PSC-derived CD34+ cells were cultured in StemSpan™ Lymphoid Progenitor Expansion Medium on plates coated with StemSpan™ Lymphoid Differentiation Coating Material for 14 days, followed by 14 days of culture in StemSpan™ NK Cell Differentiation Medium on non-coated plates to generate CD56+ NK cells. Cells were harvested and analyzed for CD56, NKp46, NKp44, NKp30, NKG2D, KIR, and CD45 expression by flow cytometry. Dead cells were excluded by light scatter profile and DRAQ7™ staining. Data shown are from a representative culture initiated with ES (H1) cells.

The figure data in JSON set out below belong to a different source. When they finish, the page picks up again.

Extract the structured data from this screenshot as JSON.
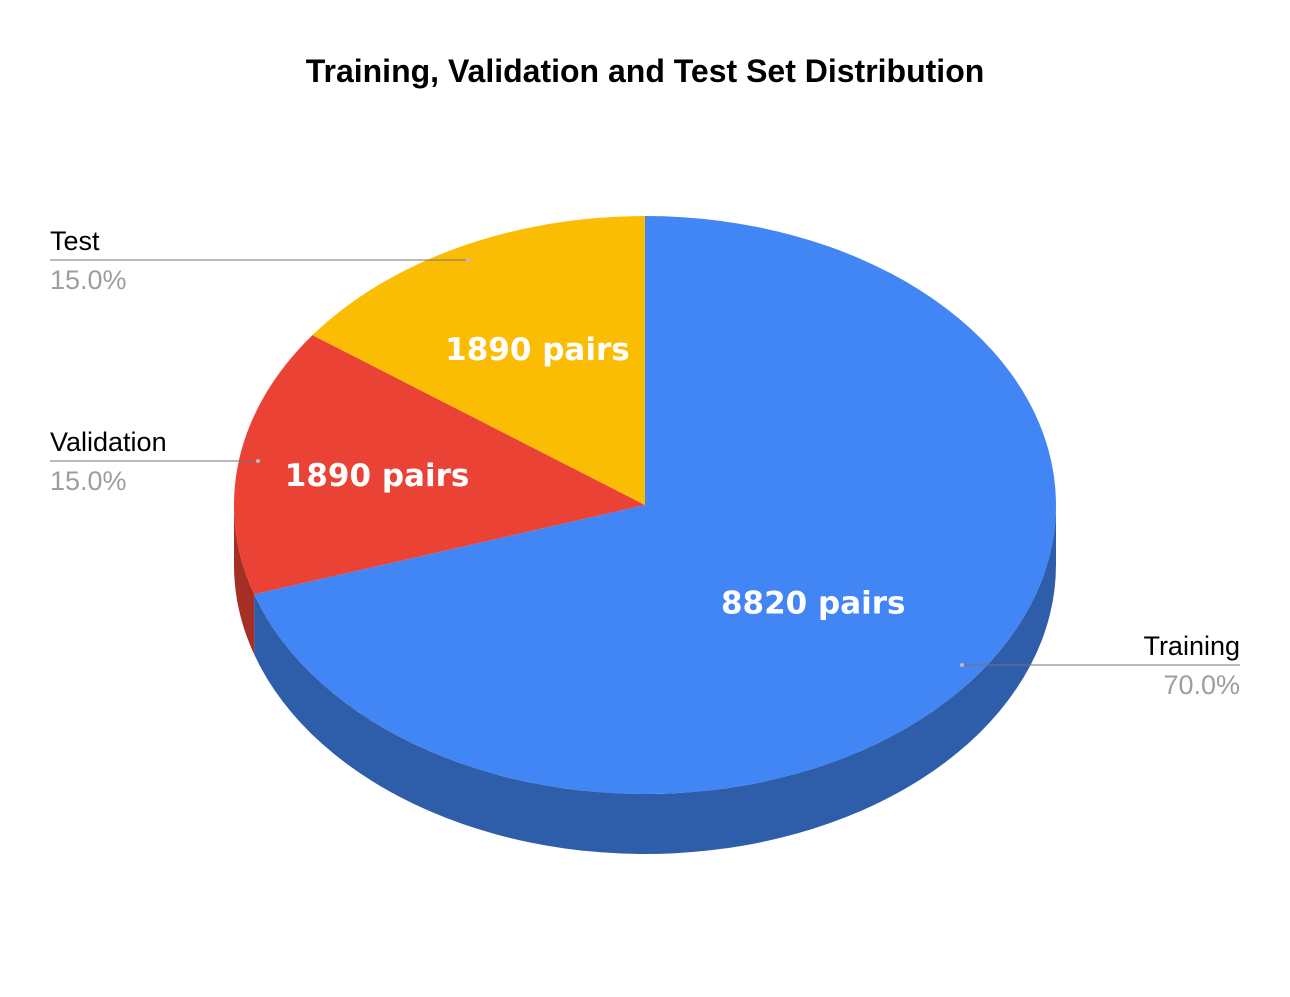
{
  "chart_data": {
    "type": "pie",
    "style": "3d",
    "title": "Training, Validation and Test Set Distribution",
    "categories": [
      "Training",
      "Validation",
      "Test"
    ],
    "values": [
      8820,
      1890,
      1890
    ],
    "percent_labels": [
      "70.0%",
      "15.0%",
      "15.0%"
    ],
    "slice_labels": [
      "8820 pairs",
      "1890 pairs",
      "1890 pairs"
    ],
    "colors": [
      "#4285f4",
      "#ea4335",
      "#fbbc04"
    ],
    "side_colors": [
      "#2e5daa",
      "#a52f25",
      "#b08403"
    ],
    "start_angle_deg": 0,
    "direction": "clockwise",
    "legend": "labeled-callouts"
  }
}
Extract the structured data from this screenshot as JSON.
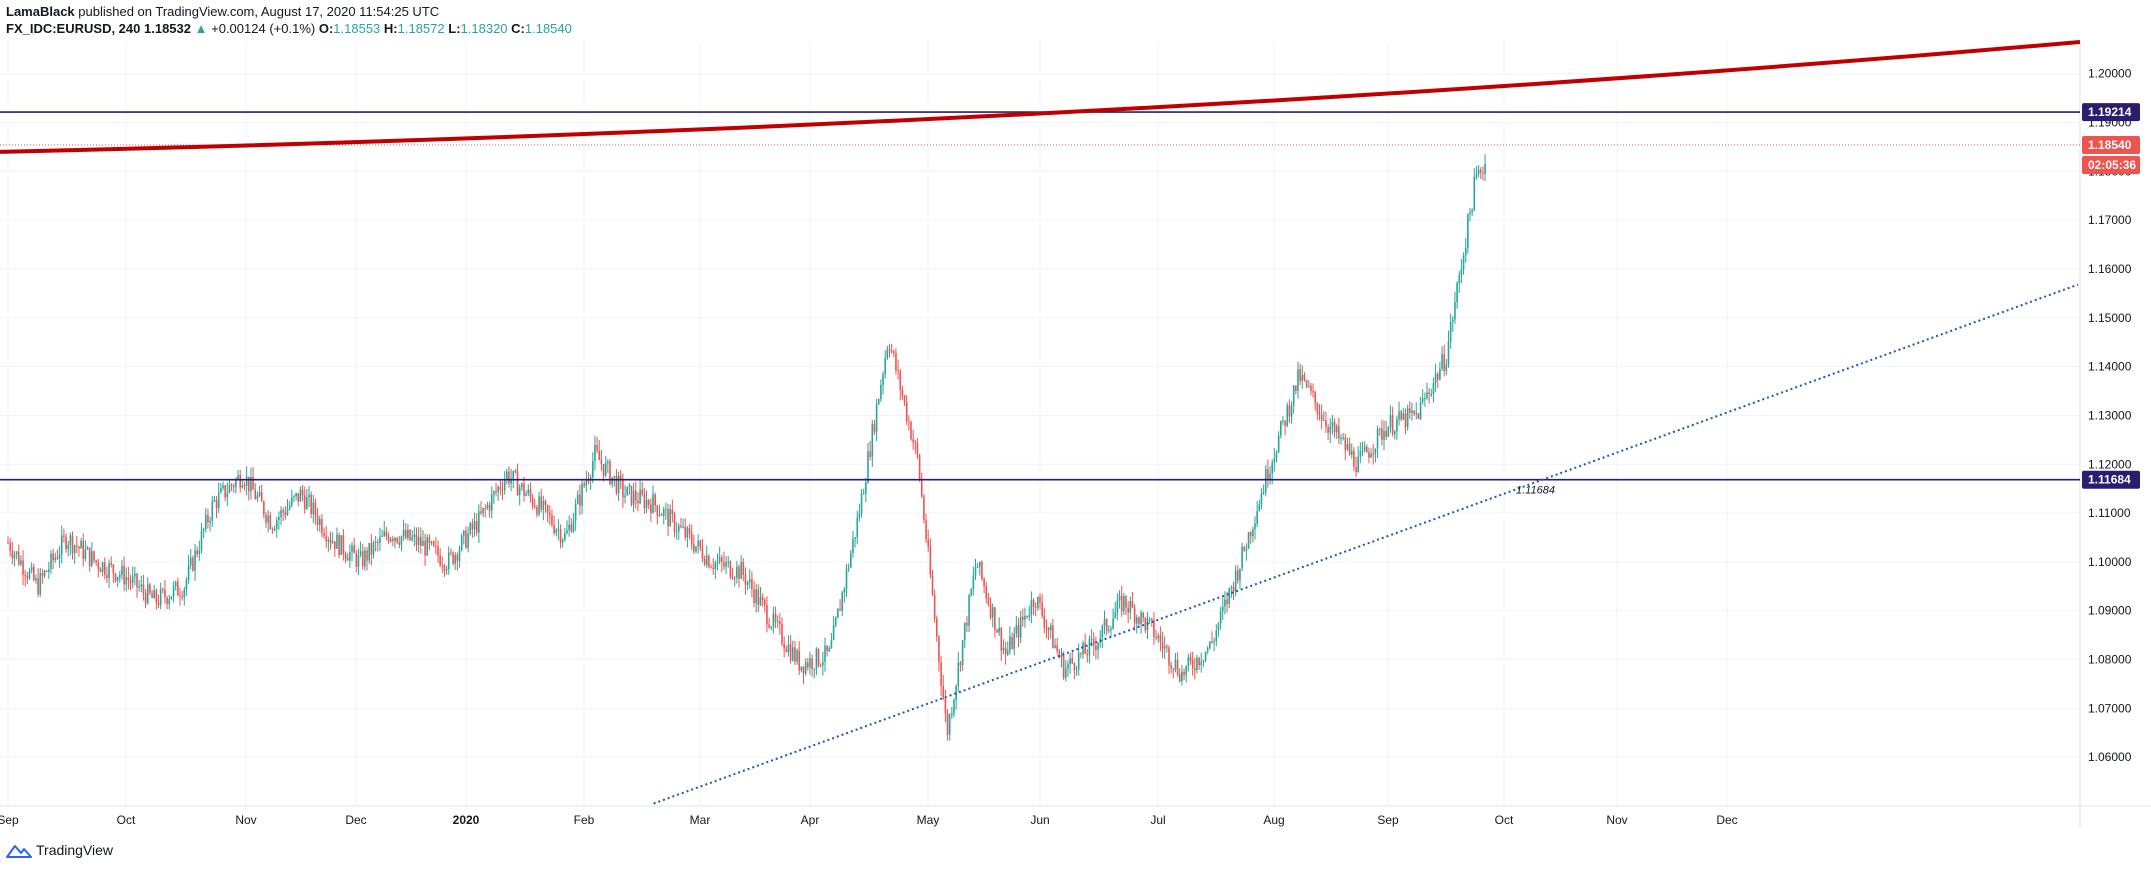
{
  "header": {
    "author": "LamaBlack",
    "published_text": "published on TradingView.com, August 17, 2020 11:54:25 UTC",
    "symbol": "FX_IDC:EURUSD, 240",
    "last": "1.18532",
    "change": "+0.00124 (+0.1%)",
    "open_label": "O:",
    "open": "1.18553",
    "high_label": "H:",
    "high": "1.18572",
    "low_label": "L:",
    "low": "1.18320",
    "close_label": "C:",
    "close": "1.18540"
  },
  "footer": {
    "brand": "TradingView"
  },
  "colors": {
    "up": "#26a69a",
    "down": "#ef5350",
    "level": "#2a1d6e",
    "trend": "#c00000",
    "dotted": "#1e5aa8"
  },
  "chart_data": {
    "type": "candlestick",
    "x_ticks": [
      "Sep",
      "Oct",
      "Nov",
      "Dec",
      "2020",
      "Feb",
      "Mar",
      "Apr",
      "May",
      "Jun",
      "Jul",
      "Aug",
      "Sep",
      "Oct",
      "Nov",
      "Dec"
    ],
    "y_ticks": [
      "1.20000",
      "1.19000",
      "1.18000",
      "1.17000",
      "1.16000",
      "1.15000",
      "1.14000",
      "1.13000",
      "1.12000",
      "1.11000",
      "1.10000",
      "1.09000",
      "1.08000",
      "1.07000",
      "1.06000"
    ],
    "ylim": [
      1.05,
      1.2065
    ],
    "series_path": [
      [
        "2019-09-01",
        1.104
      ],
      [
        "2019-09-08",
        1.095
      ],
      [
        "2019-09-15",
        1.105
      ],
      [
        "2019-09-22",
        1.1
      ],
      [
        "2019-09-29",
        1.097
      ],
      [
        "2019-10-06",
        1.092
      ],
      [
        "2019-10-13",
        1.095
      ],
      [
        "2019-10-20",
        1.112
      ],
      [
        "2019-10-27",
        1.118
      ],
      [
        "2019-11-03",
        1.108
      ],
      [
        "2019-11-10",
        1.114
      ],
      [
        "2019-11-17",
        1.105
      ],
      [
        "2019-11-24",
        1.1
      ],
      [
        "2019-12-01",
        1.106
      ],
      [
        "2019-12-08",
        1.104
      ],
      [
        "2019-12-15",
        1.1
      ],
      [
        "2019-12-22",
        1.108
      ],
      [
        "2019-12-29",
        1.118
      ],
      [
        "2020-01-05",
        1.112
      ],
      [
        "2020-01-12",
        1.105
      ],
      [
        "2020-01-19",
        1.122
      ],
      [
        "2020-01-26",
        1.114
      ],
      [
        "2020-02-02",
        1.112
      ],
      [
        "2020-02-09",
        1.106
      ],
      [
        "2020-02-16",
        1.1
      ],
      [
        "2020-02-23",
        1.098
      ],
      [
        "2020-03-01",
        1.088
      ],
      [
        "2020-03-08",
        1.079
      ],
      [
        "2020-03-15",
        1.081
      ],
      [
        "2020-03-22",
        1.11
      ],
      [
        "2020-03-29",
        1.146
      ],
      [
        "2020-04-05",
        1.121
      ],
      [
        "2020-04-12",
        1.065
      ],
      [
        "2020-04-19",
        1.1
      ],
      [
        "2020-04-26",
        1.081
      ],
      [
        "2020-05-03",
        1.093
      ],
      [
        "2020-05-10",
        1.078
      ],
      [
        "2020-05-17",
        1.083
      ],
      [
        "2020-05-24",
        1.092
      ],
      [
        "2020-05-31",
        1.086
      ],
      [
        "2020-06-07",
        1.077
      ],
      [
        "2020-06-14",
        1.083
      ],
      [
        "2020-06-21",
        1.1
      ],
      [
        "2020-06-28",
        1.12
      ],
      [
        "2020-07-05",
        1.138
      ],
      [
        "2020-07-12",
        1.128
      ],
      [
        "2020-07-19",
        1.12
      ],
      [
        "2020-07-26",
        1.128
      ],
      [
        "2020-08-02",
        1.13
      ],
      [
        "2020-08-09",
        1.142
      ],
      [
        "2020-08-16",
        1.178
      ],
      [
        "2020-08-23",
        1.19
      ],
      [
        "2020-08-30",
        1.174
      ],
      [
        "2020-09-06",
        1.185
      ]
    ],
    "horizontal_levels": [
      {
        "price": 1.19214,
        "label": "1.19214"
      },
      {
        "price": 1.11684,
        "label": "1.11684"
      }
    ],
    "current_price": {
      "price": 1.1854,
      "label": "1.18540",
      "countdown": "02:05:36"
    },
    "annotation": {
      "text": "1.11684"
    },
    "trendline_top": {
      "from": [
        1.184,
        "start"
      ],
      "to": [
        1.2065,
        "end"
      ]
    },
    "trendline_bottom": {
      "from": [
        1.0505,
        "2020-02"
      ],
      "to": [
        1.1568,
        "end"
      ]
    }
  }
}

Analysis of Specific Lysis by Cultured NK Cells

Figure 7. Cultured NK Cells Exhibit Cytotoxicity Toward K562 Cell Line

CD56+ NK cells were generated from PSC-derived CD34+ cells after 28 days of culture and then co-cultured with calcein AM (CAM)-labeled K562 cells at a ratio of 2.5:1 for 4 hours. Isolated peripheral blood (PB) NK cells and monocytes were also co-cultured with labeled K562 cells as positive and negative controls, respectively. Before the co-culture, frozen PB NK cells were thawed and cultured overnight with the NK Cell Differentiation Supplement and StemSpan™ SFEM II, while PB monocytes were cultured overnight in SFEM II only. To measure maximum release, the labeled K562 cells were treated with 1% Triton™ X-100. Culture supernatants were assessed for fluorescence released by dead cells after 4 hours using a SpectraMax® microplate reader (excitation 485 nm / emission 520 nm). The % specific lysis was calculated as follows: [(test release - spontaneous release) / (maximum release - spontaneous release)] X 100%. The average specific lysis by PSC-derived NK cells ranged between 51% and 75% as compared to 62% specific lysis by PB NK cells. Cultures of ES (H1 and H9) and iPS (WLS-1C, STiPS-M001, and STiPS-F016) cells are shown. Data are shown as mean ± SEM (n = 3 - 7).